Archive

Quotes

What is death? A scary mask. Take it off—see, it doesn’t bite.

—Epictetus, c. 110

If a parricide is more wicked than anyone who commits homicide—because he kills not merely a man but a near relative—without doubt worse still is he who kills himself, because there is none nearer to a man than himself. 

—Saint Augustine, c. 420

I doubt that we have any right to pity the dead for their own sakes.

—Lord Byron, 1817

Man has here two and a half minutes—one to smile, one to sigh, and half a one to love; for in the midst of this minute he dies.

—Jean Paul, 1795

If a man will observe as he walks the streets, I believe he will find the merriest countenances in mourning coaches.

—Jonathan Swift, 1706

Death renders all equal.

—Claudian, c. 395

Life is a farce, and should not end with a mourning scene.

—Horace Walpole, 1784

I was born without knowing why, I have lived without knowing why, and I am dying without either knowing why or how.

—Pierre Gassendi, 1655

Is this dying?
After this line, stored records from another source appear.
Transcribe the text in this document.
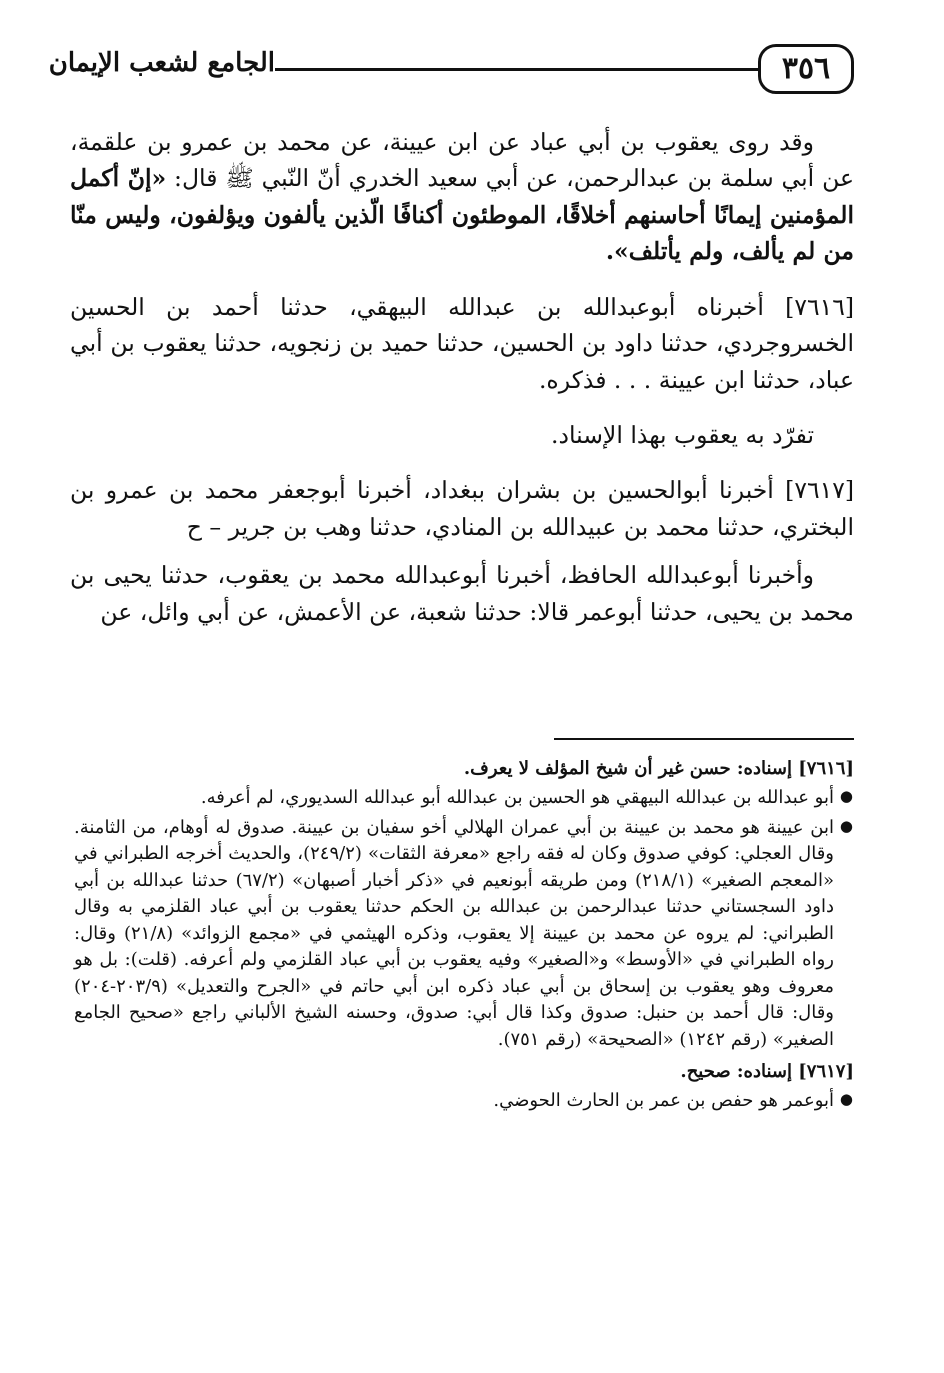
٣٥٦
الجامع لشعب الإيمان

وقد روى يعقوب بن أبي عباد عن ابن عيينة، عن محمد بن عمرو بن علقمة، عن أبي سلمة بن عبدالرحمن، عن أبي سعيد الخدري أنّ النّبي ﷺ قال: «إنّ أكمل المؤمنين إيمانًا أحاسنهم أخلاقًا، الموطئون أكنافًا الّذين يألفون ويؤلفون، وليس منّا من لم يألف، ولم يأتلف».

[٧٦١٦] أخبرناه أبوعبدالله بن عبدالله البيهقي، حدثنا أحمد بن الحسين الخسروجردي، حدثنا داود بن الحسين، حدثنا حميد بن زنجويه، حدثنا يعقوب بن أبي عباد، حدثنا ابن عيينة . . . فذكره.

تفرّد به يعقوب بهذا الإسناد.

[٧٦١٧] أخبرنا أبوالحسين بن بشران ببغداد، أخبرنا أبوجعفر محمد بن عمرو بن البختري، حدثنا محمد بن عبيدالله بن المنادي، حدثنا وهب بن جرير – ح

وأخبرنا أبوعبدالله الحافظ، أخبرنا أبوعبدالله محمد بن يعقوب، حدثنا يحيى بن محمد بن يحيى، حدثنا أبوعمر قالا: حدثنا شعبة، عن الأعمش، عن أبي وائل، عن

[٧٦١٦] إسناده: حسن غير أن شيخ المؤلف لا يعرف.

●
أبو عبدالله بن عبدالله البيهقي هو الحسين بن عبدالله أبو عبدالله السديوري، لم أعرفه.

●
ابن عيينة هو محمد بن عيينة بن أبي عمران الهلالي أخو سفيان بن عيينة. صدوق له أوهام، من الثامنة. وقال العجلي: كوفي صدوق وكان له فقه راجع «معرفة الثقات» (٢٤٩/٢)، والحديث أخرجه الطبراني في «المعجم الصغير» (٢١٨/١) ومن طريقه أبونعيم في «ذكر أخبار أصبهان» (٦٧/٢) حدثنا عبدالله بن أبي داود السجستاني حدثنا عبدالرحمن بن عبدالله بن الحكم حدثنا يعقوب بن أبي عباد القلزمي به وقال الطبراني: لم يروه عن محمد بن عيينة إلا يعقوب، وذكره الهيثمي في «مجمع الزوائد» (٢١/٨) وقال: رواه الطبراني في «الأوسط» و«الصغير» وفيه يعقوب بن أبي عباد القلزمي ولم أعرفه. (قلت): بل هو معروف وهو يعقوب بن إسحاق بن أبي عباد ذكره ابن أبي حاتم في «الجرح والتعديل» (٢٠٣/٩-٢٠٤) وقال: قال أحمد بن حنبل: صدوق وكذا قال أبي: صدوق، وحسنه الشيخ الألباني راجع «صحيح الجامع الصغير» (رقم ١٢٤٢) «الصحيحة» (رقم ٧٥١).

[٧٦١٧] إسناده: صحيح.

●
أبوعمر هو حفص بن عمر بن الحارث الحوضي.
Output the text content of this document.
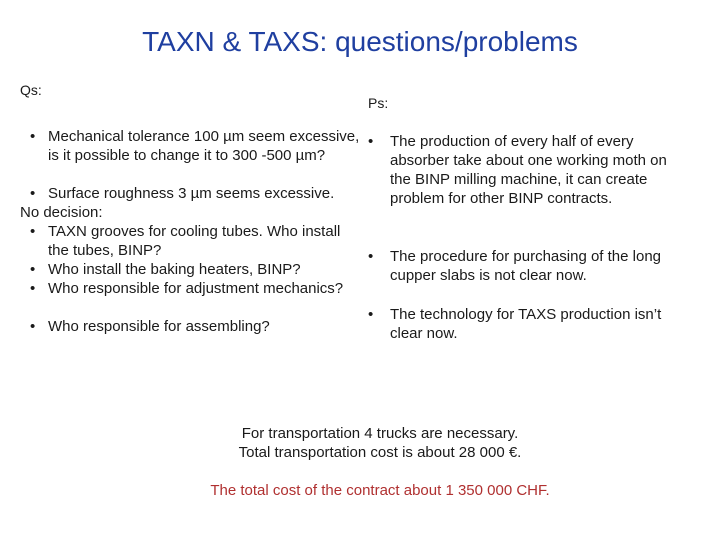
TAXN & TAXS: questions/problems
Qs:
Ps:
• Mechanical tolerance 100 µm seem excessive, is it possible to change it to 300 -500 µm?
• Surface roughness 3 µm seems excessive.
No decision:
• TAXN grooves for cooling tubes. Who install the tubes, BINP?
• Who install the baking heaters, BINP?
• Who responsible for adjustment mechanics?
• Who responsible for assembling?
• The production of every half of every absorber take about one working moth on the BINP milling machine, it can create problem for other BINP contracts.
• The procedure for purchasing of the long cupper slabs is not clear now.
• The technology for TAXS production isn’t clear now.
For transportation 4 trucks are necessary.
Total transportation cost is about 28 000 €.
The total cost of the contract about 1 350 000 CHF.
Is this all? Is this all that I feared when I prayed against a hard death? Oh, I can bear this! I can bear it!

—Cotton Mather, 1728

A god cannot procure death for himself, even if he wished it, which, so numerous are the evils of life, has been granted to man as our chief good.

—Pliny the Elder, c. 77

Men have written in the most convincing manner to prove that death is no evil, and this opinion has been confirmed on a thousand celebrated occasions by the weakest of men as well as by heroes. Even so I doubt whether any sensible person has ever believed it, and the trouble men take to convince others as well as themselves that they do shows clearly that it is no easy undertaking. 

—La Rochefoucauld, 1665

Anyone who’s never watched somebody die is suffering from a pretty bad case of virginity.

—John Osborne, 1956

Every individual existence goes out in a lonely spasm of helpless agony.